This year I’ve turned up to be 20. So, I’m a 20 years old girl who is a lesbian. I was born in a well-off family having many brothers, sisters, cousins around myself. So there was always daily hustle and bustle in my house. I have never been an introvert one. Or it will be appropriate if I say that I did not get the chance to be an introvert in midst of the outcries of my family.
I hate saying that I was a tomboy in my early age. Because, when it comes to my sexuality, people try to correlate that with my being tomboy in childhood. But yeah, I was a tomboy. When it was the age of playing around, I understood that though I was comfortable enough with boys, I felt nervous around girls. Not because girls might judge me for my outlook. Rather I used to feel like being appreciated or being desired to be friends. That used to made me shy. As I said that I’ve never been an introvert, there was no chance that introversion made me feel the shyness. Moreover, introversion and shyness are not the same, right? So, what’s the reason for this shyness? This question kept me haunting. The more days I passed, the more I was asked this question by myself.
I found the answer some years later when I seriously fell in love and started wondering what is this feeling? I got to know about homosexuality. I studied and still studying about it. But to be true, studying can not justify or invalidate the strong emotion I have. The only satisfaction is that I know the reason of the shyness, I know why I want to be appreciated by girls, I know the name of the feeling. It’s LOVE.
There is another thing that I hate to say. That I’ve studied in all girls’ school and college. Because, people try to correlate it too with my sexuality. I mean, seriously? Are all girls’ school or college students lesbian?
However, in my high school days, I fell in love with my best friend. I’ve never confessed to her. Till date we are best friends. We talk, we laugh, we fight, we confederate. And I see her. I see how she talks, how she laughs, how she looks when she becomes angry, how she tucks her hair, how she walks… Believe me, she walks in beauty!

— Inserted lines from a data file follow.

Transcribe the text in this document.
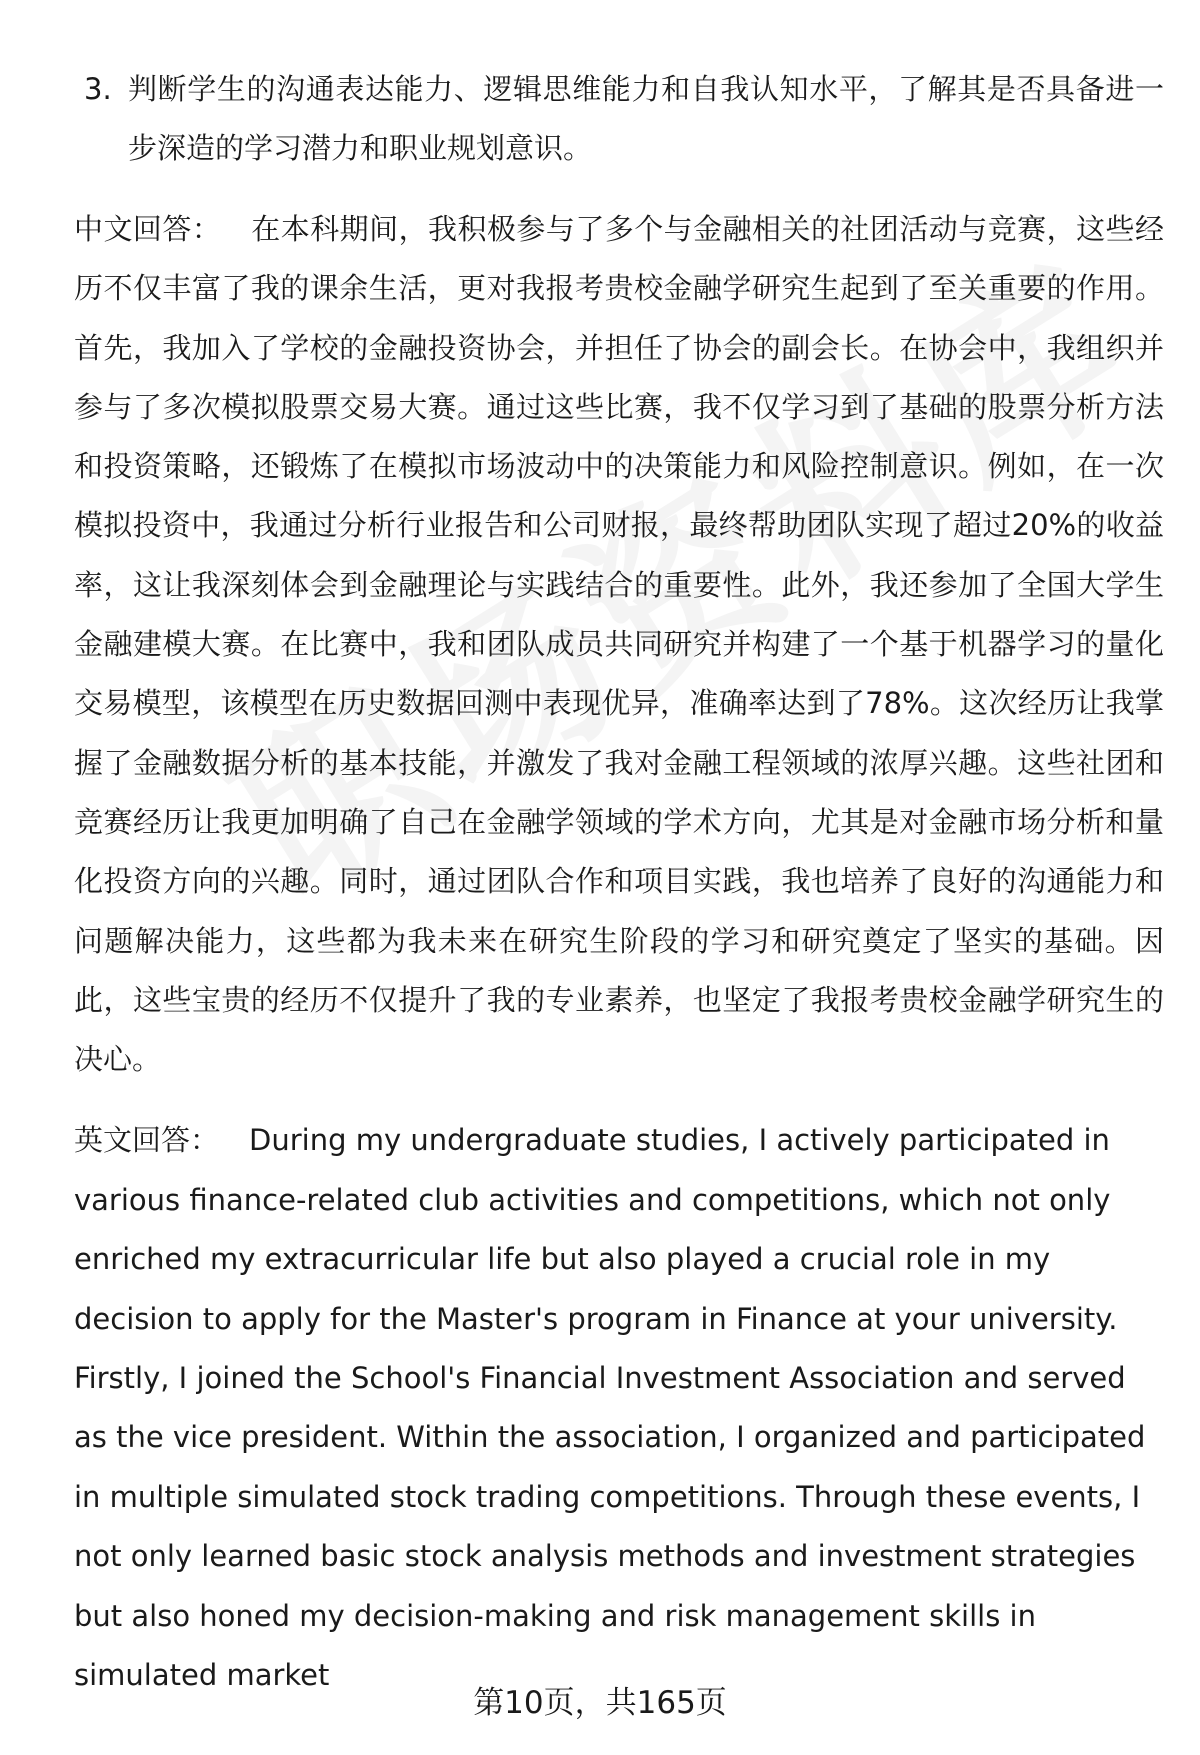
3. 判断学生的沟通表达能力、逻辑思维能力和自我认知水平，了解其是否具备进一步深造的学习潜力和职业规划意识。

中文回答： 在本科期间，我积极参与了多个与金融相关的社团活动与竞赛，这些经历不仅丰富了我的课余生活，更对我报考贵校金融学研究生起到了至关重要的作用。首先，我加入了学校的金融投资协会，并担任了协会的副会长。在协会中，我组织并参与了多次模拟股票交易大赛。通过这些比赛，我不仅学习到了基础的股票分析方法和投资策略，还锻炼了在模拟市场波动中的决策能力和风险控制意识。例如，在一次模拟投资中，我通过分析行业报告和公司财报，最终帮助团队实现了超过20%的收益率，这让我深刻体会到金融理论与实践结合的重要性。此外，我还参加了全国大学生金融建模大赛。在比赛中，我和团队成员共同研究并构建了一个基于机器学习的量化交易模型，该模型在历史数据回测中表现优异，准确率达到了78%。这次经历让我掌握了金融数据分析的基本技能，并激发了我对金融工程领域的浓厚兴趣。这些社团和竞赛经历让我更加明确了自己在金融学领域的学术方向，尤其是对金融市场分析和量化投资方向的兴趣。同时，通过团队合作和项目实践，我也培养了良好的沟通能力和问题解决能力，这些都为我未来在研究生阶段的学习和研究奠定了坚实的基础。因此，这些宝贵的经历不仅提升了我的专业素养，也坚定了我报考贵校金融学研究生的决心。

英文回答： During my undergraduate studies, I actively participated in various finance-related club activities and competitions, which not only enriched my extracurricular life but also played a crucial role in my decision to apply for the Master's program in Finance at your university. Firstly, I joined the School's Financial Investment Association and served as the vice president. Within the association, I organized and participated in multiple simulated stock trading competitions. Through these events, I not only learned basic stock analysis methods and investment strategies but also honed my decision-making and risk management skills in simulated market

第10页，共165页
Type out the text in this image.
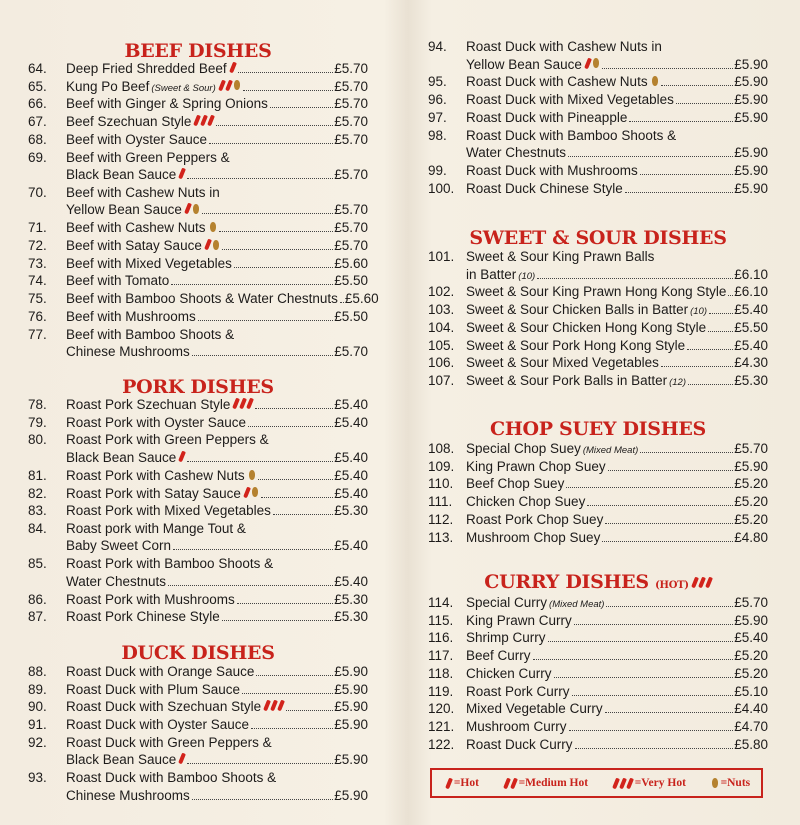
BEEF DISHES
64. Deep Fried Shredded Beef	£5.70
65. Kung Po Beef (Sweet & Sour)	£5.70
66. Beef with Ginger & Spring Onions	£5.70
67. Beef Szechuan Style	£5.70
68. Beef with Oyster Sauce	£5.70
69. Beef with Green Peppers &
Black Bean Sauce	£5.70
70. Beef with Cashew Nuts in
Yellow Bean Sauce	£5.70
71. Beef with Cashew Nuts	£5.70
72. Beef with Satay Sauce	£5.70
73. Beef with Mixed Vegetables	£5.60
74. Beef with Tomato	£5.50
75. Beef with Bamboo Shoots & Water Chestnuts £5.60
76. Beef with Mushrooms	£5.50
77. Beef with Bamboo Shoots &
Chinese Mushrooms	£5.70
PORK DISHES
78. Roast Pork Szechuan Style	£5.40
79. Roast Pork with Oyster Sauce	£5.40
80. Roast Pork with Green Peppers &
Black Bean Sauce	£5.40
81. Roast Pork with Cashew Nuts	£5.40
82. Roast Pork with Satay Sauce	£5.40
83. Roast Pork with Mixed Vegetables	£5.30
84. Roast pork with Mange Tout &
Baby Sweet Corn	£5.40
85. Roast Pork with Bamboo Shoots &
Water Chestnuts	£5.40
86. Roast Pork with Mushrooms	£5.30
87. Roast Pork Chinese Style	£5.30
DUCK DISHES
88. Roast Duck with Orange Sauce	£5.90
89. Roast Duck with Plum Sauce	£5.90
90. Roast Duck with Szechuan Style	£5.90
91. Roast Duck with Oyster Sauce	£5.90
92. Roast Duck with Green Peppers &
Black Bean Sauce	£5.90
93. Roast Duck with Bamboo Shoots &
Chinese Mushrooms	£5.90
94. Roast Duck with Cashew Nuts in
Yellow Bean Sauce	£5.90
95. Roast Duck with Cashew Nuts	£5.90
96. Roast Duck with Mixed Vegetables	£5.90
97. Roast Duck with Pineapple	£5.90
98. Roast Duck with Bamboo Shoots &
Water Chestnuts	£5.90
99. Roast Duck with Mushrooms	£5.90
100. Roast Duck Chinese Style	£5.90
SWEET & SOUR DISHES
101. Sweet & Sour King Prawn Balls
in Batter (10)	£6.10
102. Sweet & Sour King Prawn Hong Kong Style £6.10
103. Sweet & Sour Chicken Balls in Batter (10) £5.40
104. Sweet & Sour Chicken Hong Kong Style £5.50
105. Sweet & Sour Pork Hong Kong Style	£5.40
106. Sweet & Sour Mixed Vegetables	£4.30
107. Sweet & Sour Pork Balls in Batter (12)	£5.30
CHOP SUEY DISHES
108. Special Chop Suey (Mixed Meat)	£5.70
109. King Prawn Chop Suey	£5.90
110. Beef Chop Suey	£5.20
111. Chicken Chop Suey	£5.20
112. Roast Pork Chop Suey	£5.20
113. Mushroom Chop Suey	£4.80
CURRY DISHES (HOT)
114. Special Curry (Mixed Meat)	£5.70
115. King Prawn Curry	£5.90
116. Shrimp Curry	£5.40
117. Beef Curry	£5.20
118. Chicken Curry	£5.20
119. Roast Pork Curry	£5.10
120. Mixed Vegetable Curry	£4.40
121. Mushroom Curry	£4.70
122. Roast Duck Curry	£5.80
=Hot	=Medium Hot	=Very Hot	=Nuts
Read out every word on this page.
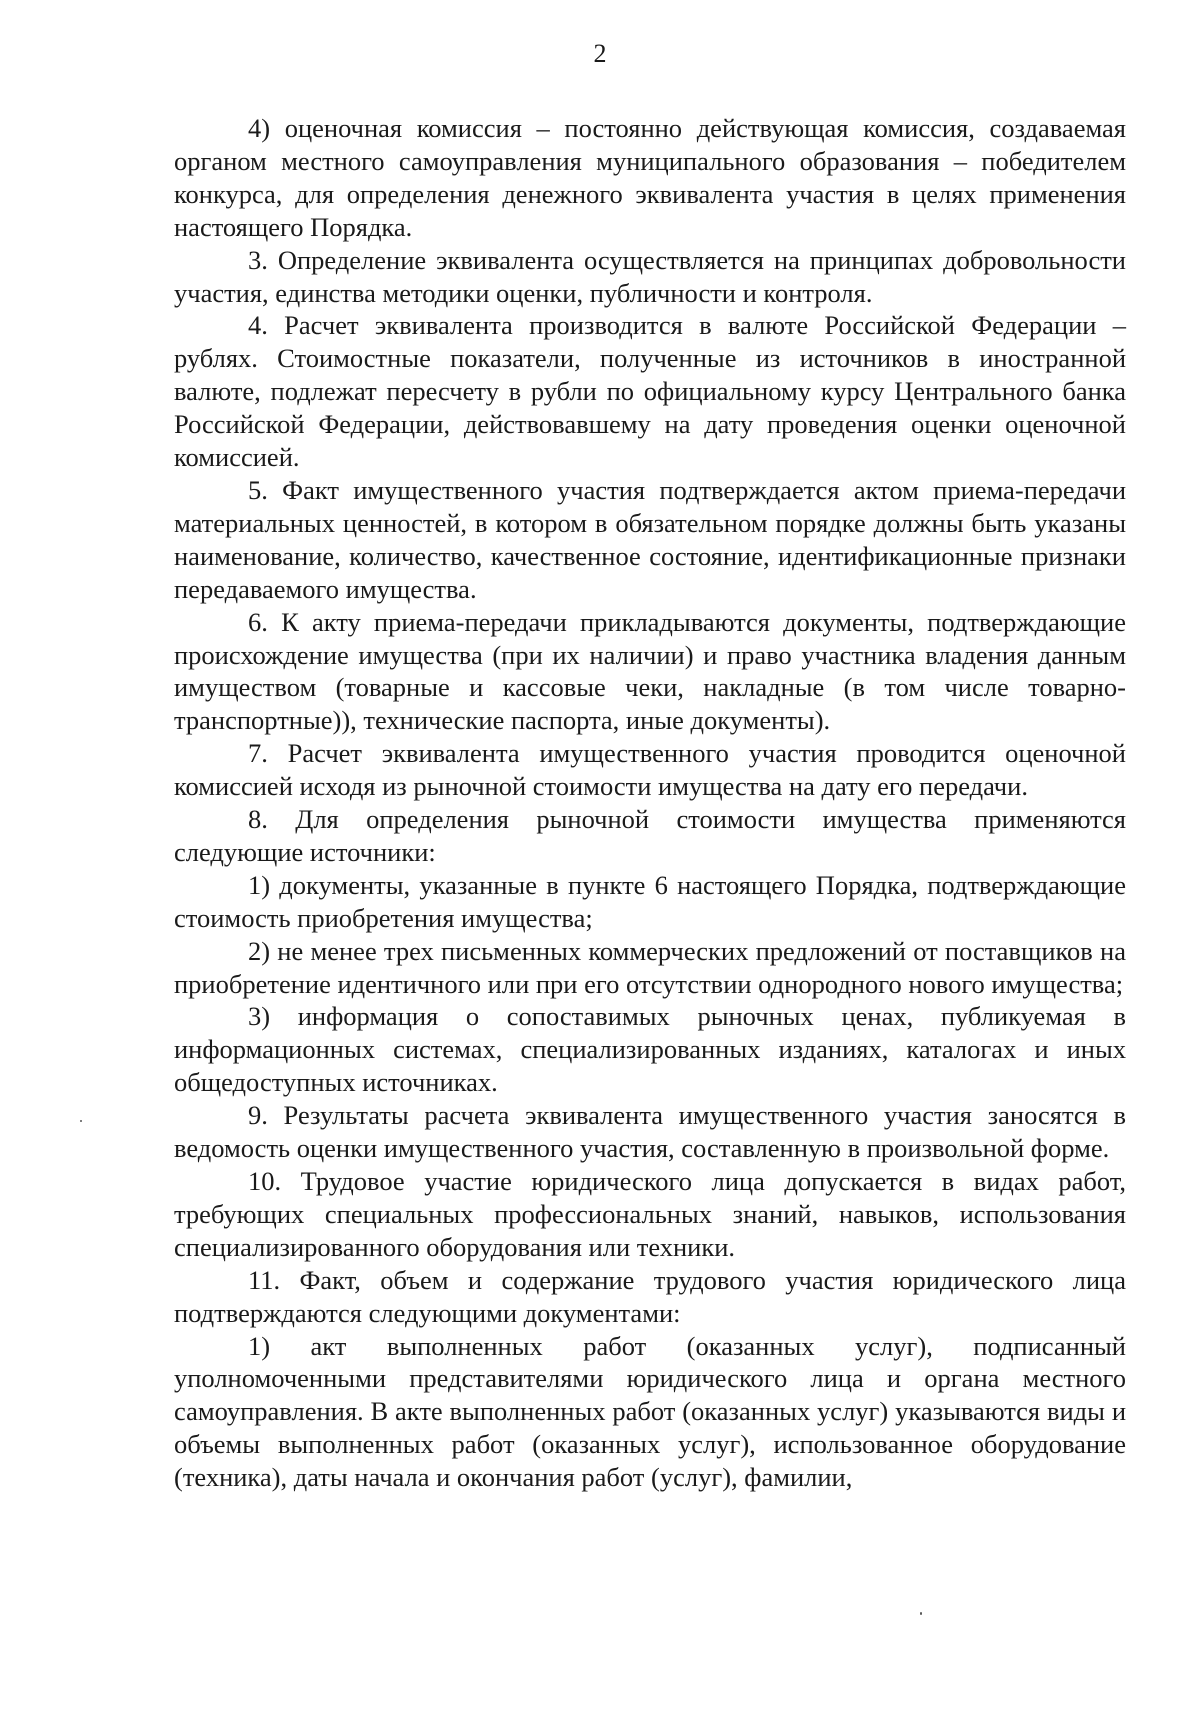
2

4) оценочная комиссия – постоянно действующая комиссия, создаваемая органом местного самоуправления муниципального образования – победителем конкурса, для определения денежного эквивалента участия в целях применения настоящего Порядка.

3. Определение эквивалента осуществляется на принципах добровольности участия, единства методики оценки, публичности и контроля.

4. Расчет эквивалента производится в валюте Российской Федерации – рублях. Стоимостные показатели, полученные из источников в иностранной валюте, подлежат пересчету в рубли по официальному курсу Центрального банка Российской Федерации, действовавшему на дату проведения оценки оценочной комиссией.

5. Факт имущественного участия подтверждается актом приема-передачи материальных ценностей, в котором в обязательном порядке должны быть указаны наименование, количество, качественное состояние, идентификационные признаки передаваемого имущества.

6. К акту приема-передачи прикладываются документы, подтверждающие происхождение имущества (при их наличии) и право участника владения данным имуществом (товарные и кассовые чеки, накладные (в том числе товарно-транспортные)), технические паспорта, иные документы).

7. Расчет эквивалента имущественного участия проводится оценочной комиссией исходя из рыночной стоимости имущества на дату его передачи.

8. Для определения рыночной стоимости имущества применяются следующие источники:

1) документы, указанные в пункте 6 настоящего Порядка, подтверждающие стоимость приобретения имущества;

2) не менее трех письменных коммерческих предложений от поставщиков на приобретение идентичного или при его отсутствии однородного нового имущества;

3) информация о сопоставимых рыночных ценах, публикуемая в информационных системах, специализированных изданиях, каталогах и иных общедоступных источниках.

9. Результаты расчета эквивалента имущественного участия заносятся в ведомость оценки имущественного участия, составленную в произвольной форме.

10. Трудовое участие юридического лица допускается в видах работ, требующих специальных профессиональных знаний, навыков, использования специализированного оборудования или техники.

11. Факт, объем и содержание трудового участия юридического лица подтверждаются следующими документами:

1) акт выполненных работ (оказанных услуг), подписанный уполномоченными представителями юридического лица и органа местного самоуправления. В акте выполненных работ (оказанных услуг) указываются виды и объемы выполненных работ (оказанных услуг), использованное оборудование (техника), даты начала и окончания работ (услуг), фамилии,
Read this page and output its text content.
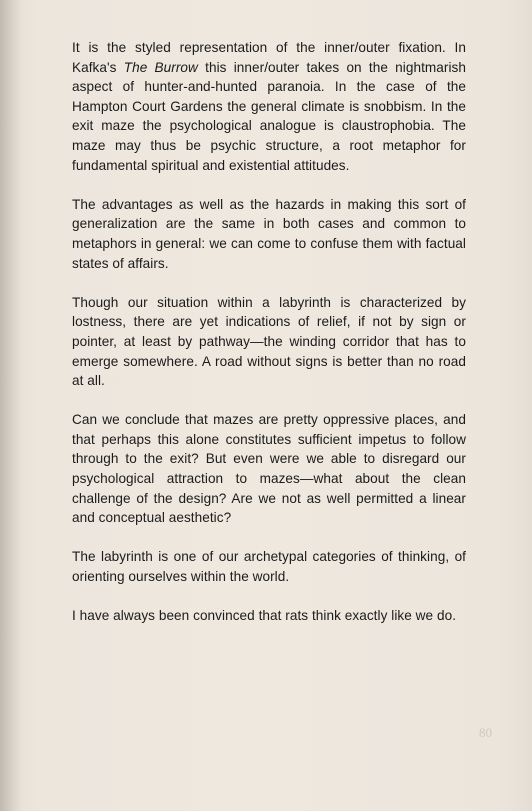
It is the styled representation of the inner/outer fixation. In Kafka's The Burrow this inner/outer takes on the nightmarish aspect of hunter-and-hunted paranoia. In the case of the Hampton Court Gardens the general climate is snobbism. In the exit maze the psychological analogue is claustrophobia. The maze may thus be psychic structure, a root metaphor for fundamental spiritual and existential attitudes.

The advantages as well as the hazards in making this sort of generalization are the same in both cases and common to metaphors in general: we can come to confuse them with factual states of affairs.

Though our situation within a labyrinth is characterized by lostness, there are yet indications of relief, if not by sign or pointer, at least by pathway—the winding corridor that has to emerge somewhere. A road without signs is better than no road at all.

Can we conclude that mazes are pretty oppressive places, and that perhaps this alone constitutes sufficient impetus to follow through to the exit? But even were we able to disregard our psychological attraction to mazes—what about the clean challenge of the design? Are we not as well permitted a linear and conceptual aesthetic?

The labyrinth is one of our archetypal categories of thinking, of orienting ourselves within the world.

I have always been convinced that rats think exactly like we do.

80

Though I try hard to get over the emotional attraction to her, it’s becoming more intense day by day. I get physically attracted too much to her sometimes. I restrain myself. But it becomes so difficult to restrain sometimes! Sometimes I feel like confessing to her. But when I think about the probable consequences, I fear.
I do not know what I’ll end up doing about it. (Though it sounds dramatic) what I only know is that it’s impossible to live my life without her.